Hi, welcome to the ABEND dump!

This is a series of posts where I share the most interesting or funny content I’ve been reading, listening to, or watching lately.

If you want to know the origin of the name, I've got you covered.

Now let’s get down to business:

 The World's First Ever Webcam Was Pointed At A Coffee Pot For 10 Years

They say necessity is the mother of invention. They never mentioned caffeine addiction.

Such a funny story 😆

Programming Languages That Blew My Mind

This blog post is soooo nice!

Being a curious programmer made me try many programming languages, too. Some I’ve worked with, others I merely toyed around with. Some were kind of the same old story, while others left their marks.

Here’s a quick overview of my personal experience:

C: my first real programming language. I had to learn in college to pass the programming grades. It taught me all the important concepts about the basics of programming languages, computer architecture, and algorithms.

Java: also from college.

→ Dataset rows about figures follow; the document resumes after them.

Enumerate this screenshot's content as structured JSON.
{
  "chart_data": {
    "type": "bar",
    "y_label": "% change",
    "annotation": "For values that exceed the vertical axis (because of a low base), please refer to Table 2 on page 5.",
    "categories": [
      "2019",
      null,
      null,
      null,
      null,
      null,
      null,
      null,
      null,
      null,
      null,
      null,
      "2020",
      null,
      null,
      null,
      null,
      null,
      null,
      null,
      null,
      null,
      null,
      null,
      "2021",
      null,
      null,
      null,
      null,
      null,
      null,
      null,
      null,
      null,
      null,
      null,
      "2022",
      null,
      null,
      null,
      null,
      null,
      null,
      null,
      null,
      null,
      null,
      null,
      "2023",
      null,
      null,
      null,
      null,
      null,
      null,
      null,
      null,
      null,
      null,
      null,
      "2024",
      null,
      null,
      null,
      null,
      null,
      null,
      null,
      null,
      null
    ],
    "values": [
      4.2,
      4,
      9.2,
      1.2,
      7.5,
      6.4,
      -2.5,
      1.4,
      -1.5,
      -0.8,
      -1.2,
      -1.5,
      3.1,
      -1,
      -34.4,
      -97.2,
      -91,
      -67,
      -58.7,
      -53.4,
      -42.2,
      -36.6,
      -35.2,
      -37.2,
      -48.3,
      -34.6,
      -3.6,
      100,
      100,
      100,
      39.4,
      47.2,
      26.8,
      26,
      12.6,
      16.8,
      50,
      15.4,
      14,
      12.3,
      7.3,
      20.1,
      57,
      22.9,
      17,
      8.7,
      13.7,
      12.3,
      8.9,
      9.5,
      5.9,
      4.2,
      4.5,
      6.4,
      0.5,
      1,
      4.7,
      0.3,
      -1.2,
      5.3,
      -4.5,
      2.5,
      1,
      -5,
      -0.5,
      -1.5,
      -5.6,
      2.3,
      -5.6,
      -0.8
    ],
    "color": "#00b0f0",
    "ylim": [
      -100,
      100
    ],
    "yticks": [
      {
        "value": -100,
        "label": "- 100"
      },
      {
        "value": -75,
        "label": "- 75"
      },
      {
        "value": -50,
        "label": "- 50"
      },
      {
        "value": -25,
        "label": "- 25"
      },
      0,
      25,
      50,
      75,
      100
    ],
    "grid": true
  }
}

I dislike the verbosity of it till now, but back then I was astounded by the fact I didn’t need to free memory myself.

Ruby: everything is an object, meta-programming, Ruby on Rails.

Haskell: have I told you about Monads?! After you learn them and go back to your mundane world in a regular and popular programming language, you feel dirty! Side-effects, side-effects everywhere!

I still wanna try:

Prolog (or any other logic language): one of the few paradigms I haven’t tried yet.

Erlang: I still want to understand exactly what the “let it crash“ philosophy is all about. I worked briefly with Elixir, but not enough to get the hang of it.

 Steven Spielberg, Hollywood: The Oral History

I was scrolling through my LinkedIn timeline when I stumbled upon a passage from the book Hollywood: The Oral History, shared by Phil Eaton. Here it is:

Hollywood The Oral History

all the films I made never helped me. They helped me grow as a filmmaker, but they never helped me get a job.

How meta, right?

I feel the same about personal programming projects. I’ve done many things and added a lot of variety to the mix over the years. Except for one, none made me land a job, but each one taught me something that I applied either at the job or during an interview, so long live the throwaway personal projects.